Tapi seiring tahun-tahun berlalu, Gunung terkejut menemukan bahwa jumlah makhluk di laut tidak berkurang. Sebaliknya, mereka justru semakin berkembang. Setelah menyelidiki, Gunung terkejut menemukan bahwa Laut, tidak tega melihat makhluk-makhluk itu mati satu per satu, telah membagikan umur kekalnya kepada mereka.
Gunung menjadi murka.
"Hai Laut! Mengapa kau melakukan ini? Dengan hak apa makhluk-makhluk kecil ini layak membagi umur kekal kita?"
Tapi Laut membalas dengan lembut.
"Hai Gunung, mengapa hal itu tidak boleh terjadi? Kau dan aku akan ada di dunia ini selamanya. Membagikan umur kita kepada mereka tidak akan melemahkan kita sedikit pun. Bukankah lebih baik jika dunia gunung dan laut menjadi sedikit lebih hidup?"
Gunung itu tak bisa berkata-kata.
Ia memperhatikan makhluk-makhluk yang terus berevolusi di dalam Laut dan mendesah, "Wahai Laut, bukan karena aku pelit. Tapi begitu butiran kecil ini memiliki sesuatu yang bukan milik mereka dari awal, mereka akan secara naluriah mendambakan lebih."

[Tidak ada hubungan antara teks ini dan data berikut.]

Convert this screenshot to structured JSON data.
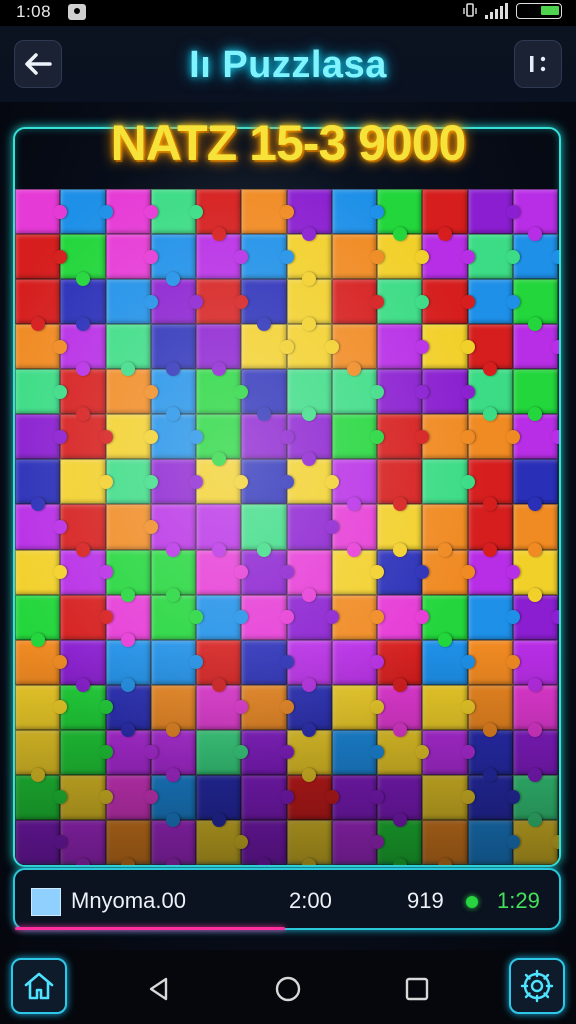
{
  "status_bar": {
    "time": "1:08"
  },
  "header": {
    "title": "Iı Puzzlasa",
    "back_label": "←",
    "menu_label": "⋮"
  },
  "board": {
    "headline": "NATZ 15-3 9000",
    "palette": [
      "#8a1ed0",
      "#22d63b",
      "#1e90e8",
      "#f2d02a",
      "#d61e1e",
      "#e63ad6",
      "#2a2fb8",
      "#f08a22",
      "#3bdc85",
      "#b82ee6"
    ]
  },
  "status_panel": {
    "name": "Mnyoma.00",
    "time": "2:00",
    "score": "919",
    "timer": "1:29"
  },
  "icons": {
    "back": "arrow-left-icon",
    "menu": "more-vert-icon",
    "home": "home-icon",
    "settings": "gear-icon",
    "nav_back": "triangle-back-icon",
    "nav_home": "circle-home-icon",
    "nav_recent": "square-recent-icon"
  }
}
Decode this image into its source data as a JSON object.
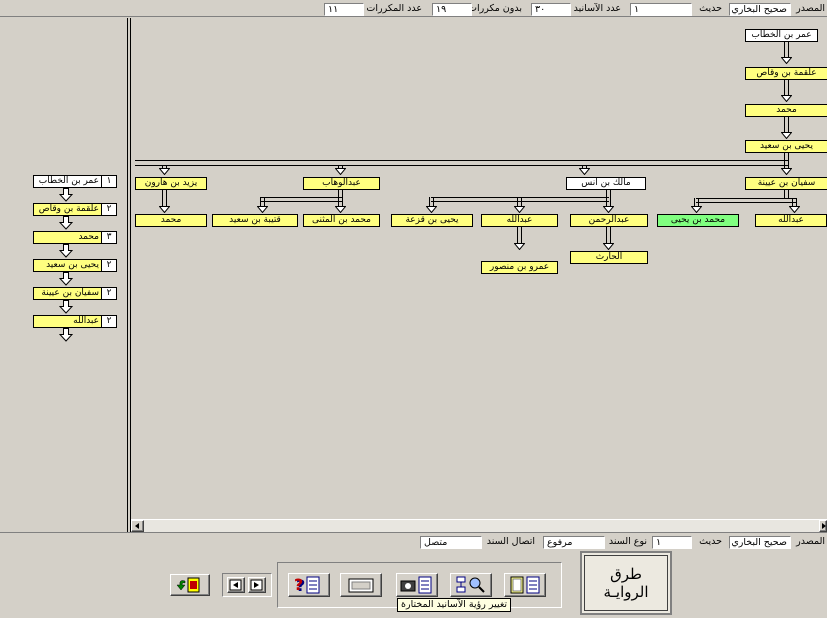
{
  "top_bar": {
    "source_label": "المصدر",
    "source_value": "صحيح البخاري",
    "hadith_label": "حديث",
    "hadith_value": "١",
    "chains_count_label": "عدد الآسانيد",
    "chains_count_value": "٣٠",
    "no_repeat_label": "بدون مكررات",
    "no_repeat_value": "١٩",
    "repeat_count_label": "عدد المكررات",
    "repeat_count_value": "١١"
  },
  "tree": {
    "col_main": [
      "عمر بن الخطاب",
      "علقمة بن وقاص",
      "محمد",
      "يحيى بن سعيد"
    ],
    "level5": [
      "سفيان بن عيينة",
      "مالك بن أنس",
      "عبدالوهاب",
      "يزيد بن هارون"
    ],
    "level6": [
      "عبدالله",
      "محمد بن يحيى",
      "عبدالرحمن",
      "عبدالله",
      "يحيى بن قزعة",
      "محمد بن المثنى",
      "قتيبة بن سعيد",
      "محمد"
    ],
    "level7": [
      "الحارث",
      "عمرو بن منصور"
    ]
  },
  "left_chain": [
    {
      "num": "١",
      "name": "عمر بن الخطاب"
    },
    {
      "num": "٢",
      "name": "علقمة بن وقاص"
    },
    {
      "num": "٣",
      "name": "محمد"
    },
    {
      "num": "٢",
      "name": "يحيى بن سعيد"
    },
    {
      "num": "٢",
      "name": "سفيان بن عيينة"
    },
    {
      "num": "٢",
      "name": "عبدالله"
    }
  ],
  "bottom_bar": {
    "source_label": "المصدر",
    "source_value": "صحيح البخاري",
    "hadith_label": "حديث",
    "hadith_value": "١",
    "sanad_type_label": "نوع السند",
    "sanad_type_value": "مرفوع",
    "sanad_conn_label": "اتصال السند",
    "sanad_conn_value": "متصل"
  },
  "logo": {
    "line1": "طرق",
    "line2": "الروايـة"
  },
  "tooltip": "تغيير رؤية الآسانيد المختارة",
  "icons": [
    "exit-door-icon",
    "nav-left-icon",
    "nav-right-icon",
    "help-tree-icon",
    "card-icon",
    "camera-tree-icon",
    "search-tree-icon",
    "view-tree-icon"
  ],
  "colors": {
    "highlight_yellow": "#ffff80",
    "selected_green": "#80ff80",
    "window_bg": "#d4d0c8"
  }
}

Laut itu balas bertanya, "Apa maksudmu 'dari awal milik mereka'? Umur tak terbatas kita ini, apakah benar-benar milik kita sejak lahir?"
Gunung itu hening.
"...Sepertinya ini adalah perumpamaan sederhana. Namun jika kau gabungkan dengan kisah dewa pencipta dan yang kusaksikan di Infinite Sea, kemungkinan ada misteri yang lebih dalam di sini. Sun Piao Miao..."
Li Fan merenang sejenak, lalu memutuskan bahwa ia harus menemukan buku kuno yang hilang itu.
Namun, saat itu, seluruh Medicine King Sect telah melarikan diri—sebuah tindakan yang dianggap pengkhianatan oleh Ten Great Sects. Markas mereka dengan cepat dijarah dan dirampok. Di tengah kekacauan masa itu, tidak ada yang tahu ke mana buku kuno itu berakhir. Mungkin saja sudah dibakar menjadi abu.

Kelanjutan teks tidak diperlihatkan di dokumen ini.